Melihat perjuangan para pemuda Semarang melalui pertempuran lima hari melawan tentara Jepang, maka dibangunkanlah sebuah monumen Tugu Muda sebagai bentuk peringatan bagi para pejuang dalam mempertahankan kemerdekaan.  Pada 28 Oktober 1945, dimulailah peletakkan batu pertama untuk Pembangunan Tugu Muda oleh Gubernur Jawa Tengah Mr. Wongsonegoro. Namun, karena terjadi Agresi Militer pertama yang dilakukan tentara Belanda bersama Netherland Indies Civil Administration (NICA) dan Rehabilitation of Allied Prisoners of Wars and Interness (RAPWII), bangunan Tugu Muda terpaksa dibongkar. 

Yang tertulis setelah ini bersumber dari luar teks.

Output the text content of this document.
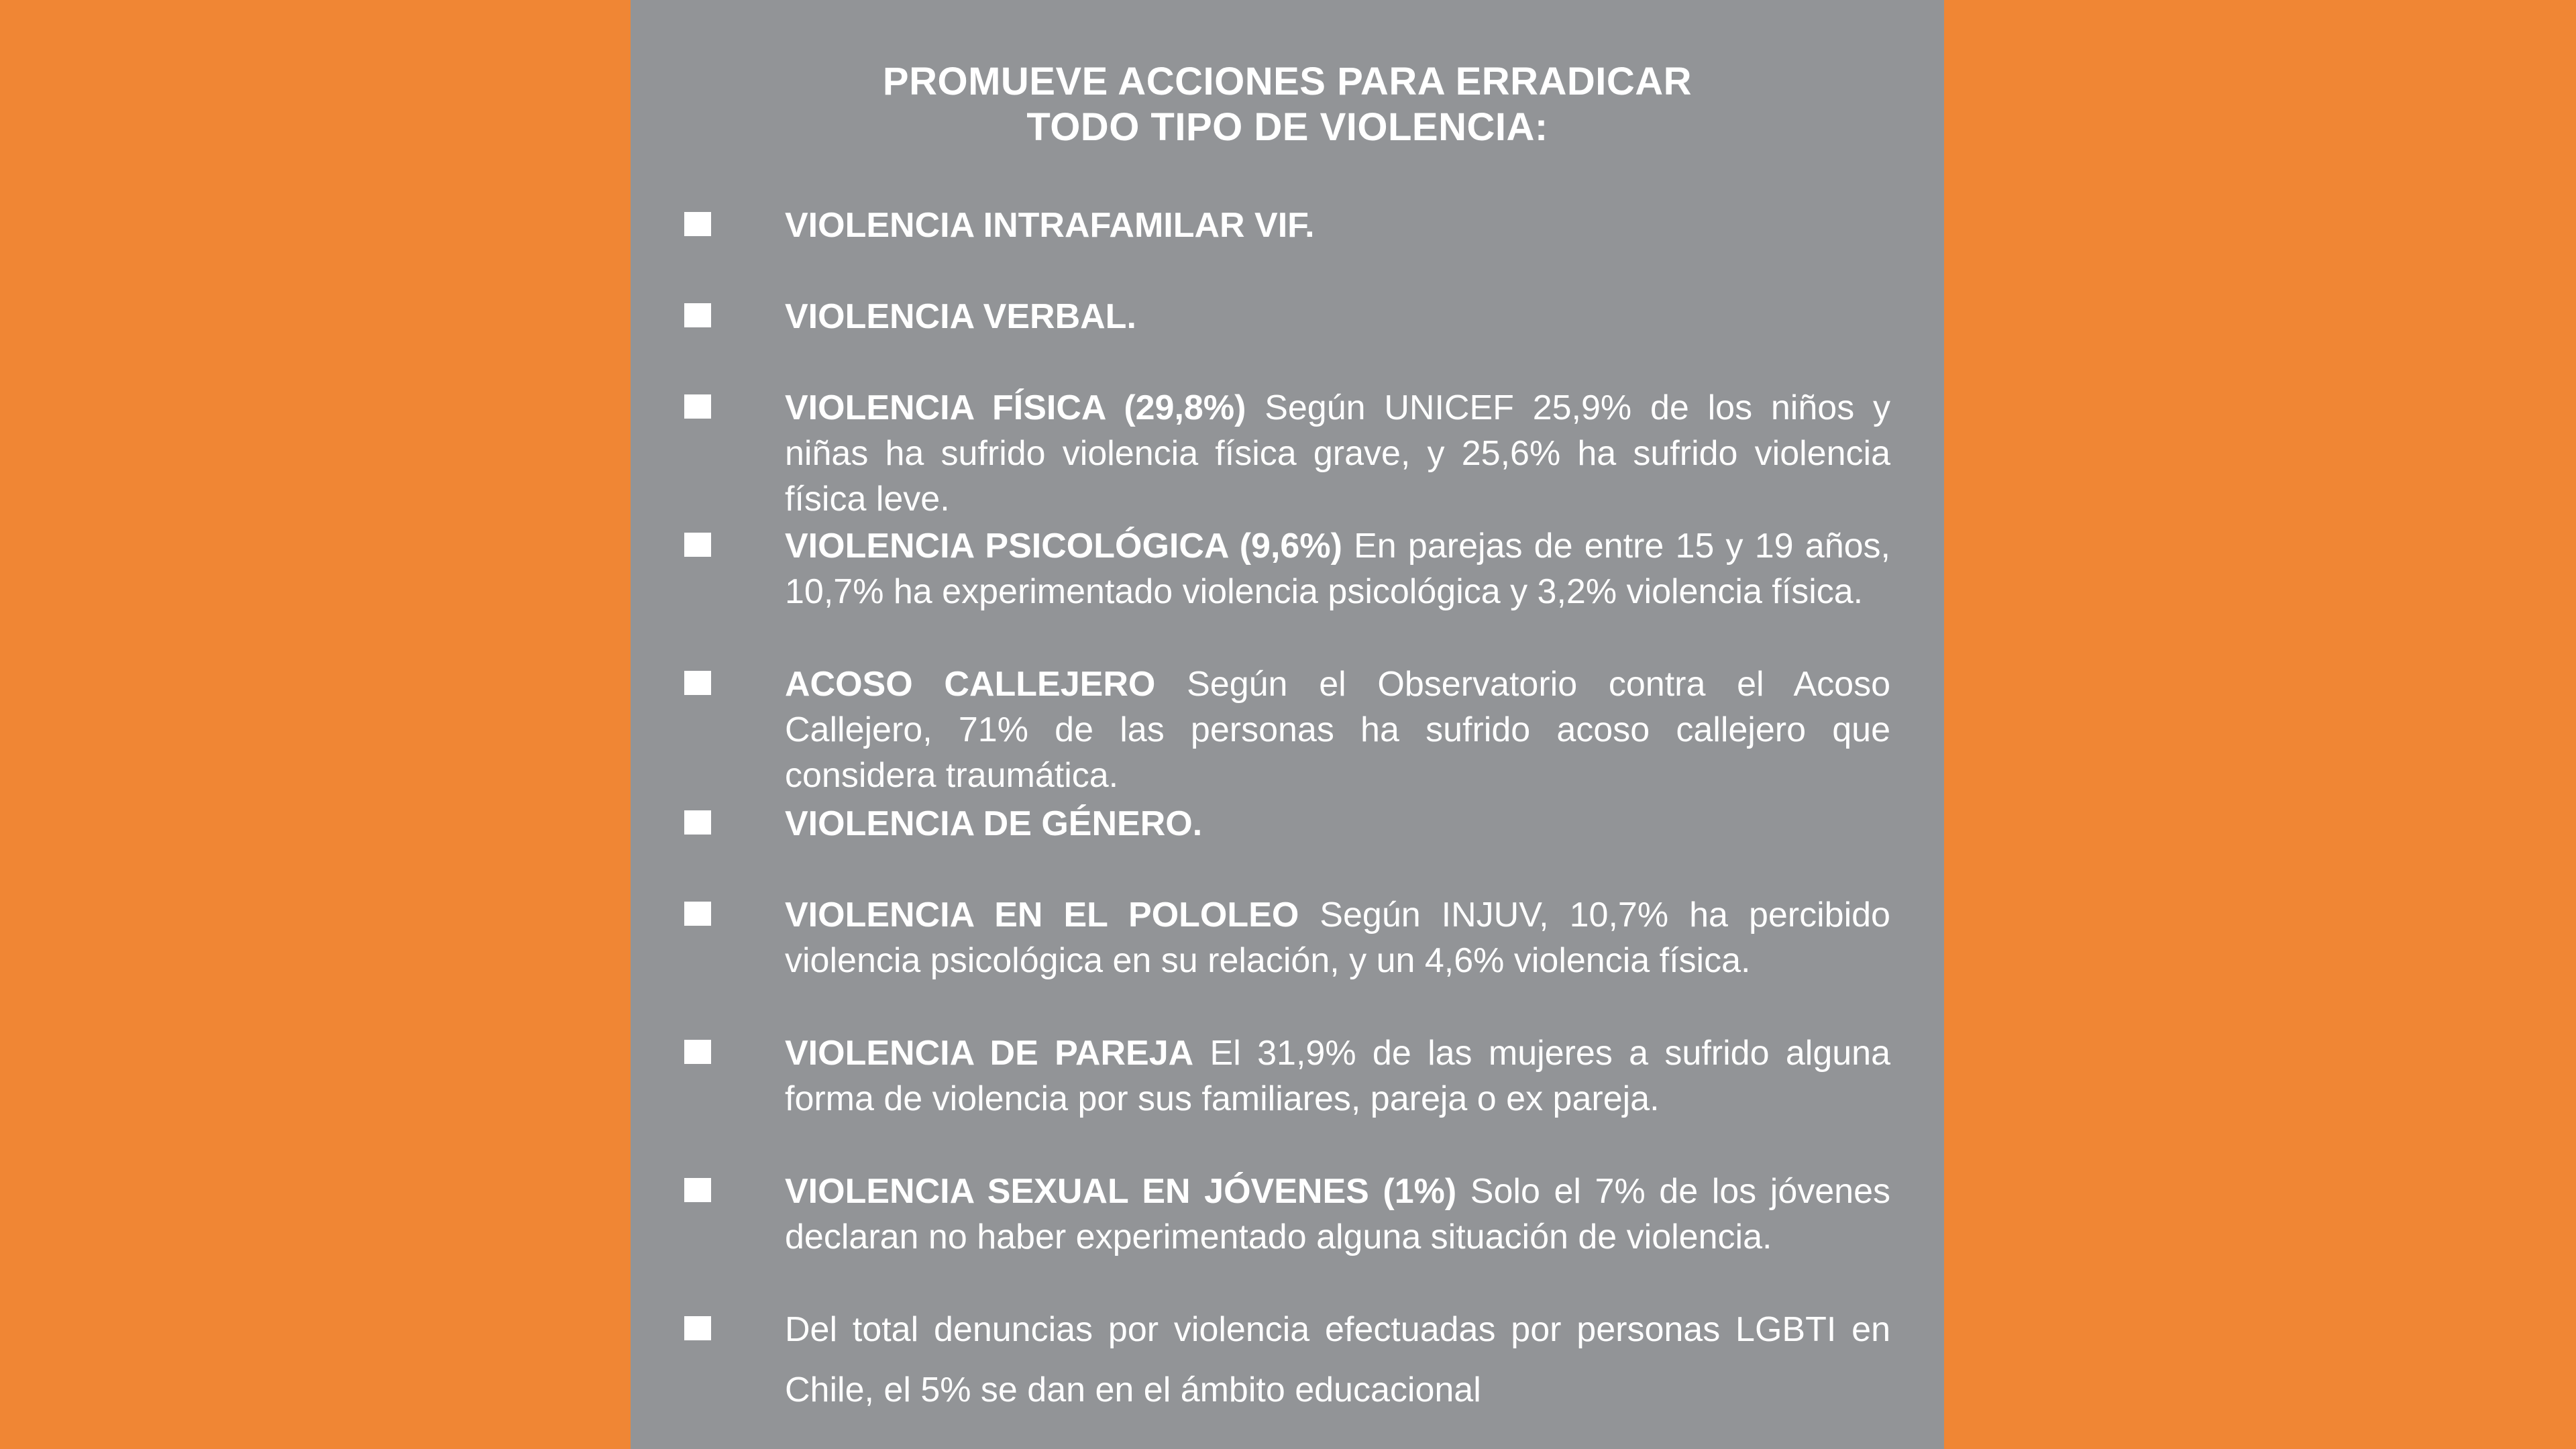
PROMUEVE ACCIONES PARA ERRADICAR
TODO TIPO DE VIOLENCIA:
VIOLENCIA INTRAFAMILAR VIF.
VIOLENCIA VERBAL.
VIOLENCIA FÍSICA (29,8%) Según UNICEF 25,9% de los niños y niñas ha sufrido violencia física grave, y 25,6% ha sufrido violencia física leve.
VIOLENCIA PSICOLÓGICA (9,6%) En parejas de entre 15 y 19 años, 10,7% ha experimentado violencia psicológica y 3,2% violencia física.
ACOSO CALLEJERO Según el Observatorio contra el Acoso Callejero, 71% de las personas ha sufrido acoso callejero que considera traumática.
VIOLENCIA DE GÉNERO.
VIOLENCIA EN EL POLOLEO Según INJUV, 10,7% ha percibido violencia psicológica en su relación, y un 4,6% violencia física.
VIOLENCIA DE PAREJA El 31,9% de las mujeres a sufrido alguna forma de violencia por sus familiares, pareja o ex pareja.
VIOLENCIA SEXUAL EN JÓVENES (1%) Solo el 7% de los jóvenes declaran no haber experimentado alguna situación de violencia.
Del total denuncias por violencia efectuadas por personas LGBTI en Chile, el 5% se dan en el ámbito educacional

Pembangunan Tugu Muda dicetus kembali pada tahun 1949 oleh Badan Koordiasi Pemuda Indonesia. Mulai dibangun dengan peletakkan batu pertama dilakukan oleh R. Boedijono selaku Gubernur Jawa Tengah pada tanggal 10 November 1951. Selang dua tahun, pada 20 Mei 1953 monumen Tugu Muda diresmikan oleh Presiden pertama Republik Indonesia. Hari peresmian Tugu Muda juga bertepatan dengan hari Kebangkitan Nasional.  

Bentuk arsitektur Tugu Muda memiliki tiga bagian yaitu landasan, badan dan kepala. Bentuk dari Tugu Muda menyerupai lilin dengan api menyala di atasnya menggambarkan semangat yang gigih dari para pejuang dalam mempertahankan kemerdekaan tidak akan pernah padam. Pada bagian tiang atau tengah Tugu Muda berbentuk bambu runcing yang diibaratkan sebagai senjata yang digunakan oleh para pejuaung pada saat mempertahankan kemerdekaan. Bentuk bambu runcing pada tiang Tugu Muda sendiri berjumlah lima sebagai simbol Pertempuran Lima Hari di Semarang.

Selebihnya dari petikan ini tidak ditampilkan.